Aux termes de l'article L. 6222-18 du code du travail en ses dispositions applicables à l'époque considérée : 'Le contrat d'apprentissage peut être rompu par l'une ou l'autre des parties durant les deux premiers mois de l'apprentissage. Passé ce délai, la rupture du contrat, pendant le cycle de formation, ne peut intervenir que sur accord écrit signé des deux parties. A défaut, la rupture du contrat conclu pour une durée limitée ou, pendant la période d'apprentissage, du contrat conclu pour une durée indéterminée, ne peut être prononcée que par le conseil de prud'hommes, statuant en la forme des référés, en cas de faute grave ou de manquements répétés de l'une des parties à ses obligations ou en raison de l'inaptitude de l'apprenti à exercer le métier auquel il voulait se préparer.'.

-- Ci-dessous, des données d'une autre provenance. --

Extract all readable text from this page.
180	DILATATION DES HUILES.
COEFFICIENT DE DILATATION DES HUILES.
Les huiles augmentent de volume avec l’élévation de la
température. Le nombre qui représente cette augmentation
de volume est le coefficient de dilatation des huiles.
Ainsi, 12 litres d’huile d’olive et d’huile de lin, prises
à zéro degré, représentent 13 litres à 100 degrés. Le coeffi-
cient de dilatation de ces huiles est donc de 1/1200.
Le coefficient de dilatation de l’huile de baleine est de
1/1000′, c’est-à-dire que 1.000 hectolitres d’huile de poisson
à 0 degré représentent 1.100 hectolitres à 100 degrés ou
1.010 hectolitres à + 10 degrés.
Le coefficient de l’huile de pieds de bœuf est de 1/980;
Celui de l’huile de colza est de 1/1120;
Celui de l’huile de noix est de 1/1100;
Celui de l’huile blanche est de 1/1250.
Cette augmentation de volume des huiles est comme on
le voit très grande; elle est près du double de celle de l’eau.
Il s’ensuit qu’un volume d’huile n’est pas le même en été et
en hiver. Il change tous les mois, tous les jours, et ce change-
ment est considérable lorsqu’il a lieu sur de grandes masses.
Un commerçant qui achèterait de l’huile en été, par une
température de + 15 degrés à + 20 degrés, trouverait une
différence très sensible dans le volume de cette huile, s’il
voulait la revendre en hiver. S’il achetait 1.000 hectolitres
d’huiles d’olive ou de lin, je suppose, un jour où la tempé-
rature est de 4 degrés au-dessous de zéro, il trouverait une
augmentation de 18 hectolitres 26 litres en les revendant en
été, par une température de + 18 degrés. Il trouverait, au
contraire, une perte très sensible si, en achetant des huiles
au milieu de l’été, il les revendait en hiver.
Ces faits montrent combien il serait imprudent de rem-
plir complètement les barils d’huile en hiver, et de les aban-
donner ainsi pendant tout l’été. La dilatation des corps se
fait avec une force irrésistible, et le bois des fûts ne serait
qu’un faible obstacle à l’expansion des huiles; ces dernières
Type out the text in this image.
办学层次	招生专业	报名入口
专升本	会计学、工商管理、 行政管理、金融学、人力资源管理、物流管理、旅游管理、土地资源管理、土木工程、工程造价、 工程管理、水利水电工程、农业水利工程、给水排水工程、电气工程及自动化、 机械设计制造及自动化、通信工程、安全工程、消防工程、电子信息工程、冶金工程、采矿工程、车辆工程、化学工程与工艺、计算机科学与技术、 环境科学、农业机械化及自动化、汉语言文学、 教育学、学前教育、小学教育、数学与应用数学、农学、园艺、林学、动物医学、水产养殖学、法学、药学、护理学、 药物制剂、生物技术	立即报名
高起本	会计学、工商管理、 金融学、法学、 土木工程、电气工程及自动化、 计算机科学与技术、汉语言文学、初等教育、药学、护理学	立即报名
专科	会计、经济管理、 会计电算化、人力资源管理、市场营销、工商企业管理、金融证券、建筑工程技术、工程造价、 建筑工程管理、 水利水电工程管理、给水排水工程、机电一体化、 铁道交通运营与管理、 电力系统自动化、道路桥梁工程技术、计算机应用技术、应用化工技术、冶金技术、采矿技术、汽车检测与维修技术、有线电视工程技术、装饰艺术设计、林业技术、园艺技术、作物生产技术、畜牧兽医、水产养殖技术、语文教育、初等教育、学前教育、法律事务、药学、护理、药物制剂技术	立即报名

La résiliation amiable du contrat d'apprentissage, conclu avant ou depuis le 1er janvier 2019, doit être constatée par un écrit signé par les parties au contrat d'apprentissage et notifiée au directeur du CFA ou au responsable d'établissement dans le cas d'une section d'apprentissage et à la chambre consulaire ayant enregistré le contrat d'apprentissage qui transmet l'information à la Direccte. À défaut, la rupture du contrat d'apprentissage est prononcée aux torts de l'employeur. Le consentement de l'apprenti ne doit pas avoir été donnée sous la contrainte de l'employeur et doit être exempt de tout vice (dol, violence ou erreur). La résiliation du contrat d'apprentissage par accord des parties ne peut pas résulter de la démission de l'apprenti acceptée par l'employeur ni être déduite du comportement du jeune travailleur.

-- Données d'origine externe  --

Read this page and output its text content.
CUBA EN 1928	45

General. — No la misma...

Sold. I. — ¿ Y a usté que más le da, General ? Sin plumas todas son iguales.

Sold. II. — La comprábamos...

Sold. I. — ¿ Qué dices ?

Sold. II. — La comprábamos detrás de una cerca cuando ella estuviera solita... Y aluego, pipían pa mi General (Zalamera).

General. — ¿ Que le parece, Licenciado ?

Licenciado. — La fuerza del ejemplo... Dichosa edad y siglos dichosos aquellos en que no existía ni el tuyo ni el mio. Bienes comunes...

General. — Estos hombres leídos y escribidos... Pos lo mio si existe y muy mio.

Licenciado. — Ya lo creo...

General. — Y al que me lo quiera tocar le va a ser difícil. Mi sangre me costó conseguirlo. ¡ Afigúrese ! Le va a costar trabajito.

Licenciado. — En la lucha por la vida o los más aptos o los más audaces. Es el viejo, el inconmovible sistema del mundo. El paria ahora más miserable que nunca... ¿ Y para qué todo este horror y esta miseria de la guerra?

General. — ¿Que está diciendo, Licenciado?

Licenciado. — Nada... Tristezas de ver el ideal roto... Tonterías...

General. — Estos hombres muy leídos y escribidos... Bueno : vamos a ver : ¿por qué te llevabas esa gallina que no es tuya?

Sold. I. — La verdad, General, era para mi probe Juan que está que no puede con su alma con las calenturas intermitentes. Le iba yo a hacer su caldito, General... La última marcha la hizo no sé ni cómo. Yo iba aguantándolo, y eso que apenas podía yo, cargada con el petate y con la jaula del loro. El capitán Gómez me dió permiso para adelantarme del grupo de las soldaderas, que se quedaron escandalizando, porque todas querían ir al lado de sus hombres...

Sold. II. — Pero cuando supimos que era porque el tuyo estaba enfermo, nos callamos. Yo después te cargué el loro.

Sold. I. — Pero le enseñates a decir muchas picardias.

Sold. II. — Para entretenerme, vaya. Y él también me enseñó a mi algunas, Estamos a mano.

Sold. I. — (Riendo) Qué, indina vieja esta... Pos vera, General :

Pour les contrats d'apprentissage conclus avant le 1er janvier 2019, au-delà de la période de 45 jours et à défaut de résiliation amiable, la rupture du contrat d'apprentissage conclu pour une durée limitée ou, pendant la période d'apprentissage, du contrat conclu pour une durée indéterminée, ne peut être prononcée que par le conseil de prud'hommes, statuant en la forme des référés (ou selon la procédure accélérée au fond), en cas de faute grave ou de manquements répétés de l'une des parties à ses obligations ou en raison de l'inaptitude de l'apprenti à exercer le métier auquel il voulait se préparer.

Le juge prud'homal peut fixer la date de résiliation judiciaire du contrat d'apprentissage soit au jour où l'une des parties a manqué à ses obligations, soit au jour où la demande de résiliation a été formée, soit, quand l'employeur a envoyé à l'apprenti une lettre indiquant les manquements de celui-ci, à la date de cet envoi.

L'apprenti ne pouvant pas démissionner, l'employeur doit, à défaut d'accord pour une résiliation amiable, saisir impérativement le juge prud'homal pour demander la résiliation judiciaire du contrat d'apprentissage lorsque l'apprenti n'exécute pas ou plus ses obligations contractuelles (par exemple, en cas d'abandon de poste).

En cas de manquements graves de l'employeur, l'apprenti doit saisir le juge prud'homal pour obtenir la résiliation judiciaire du contrat d'apprentissage mais il est autorisé à quitter l'entreprise dans ce cas avant même de saisir le juge.

L'employeur, quel que soit le bien-fondé des motifs invoqués, commet une faute en rompant unilatéralement le contrat d'apprentissage. Si la gravité des fautes commises par l'apprenti le justifie, l'employeur peut toutefois prononcer la mise à pied à titre conservatoire de l'apprenti dans l'attente de la décision judiciaire sur sa demande de résiliation du contrat d'apprentissage.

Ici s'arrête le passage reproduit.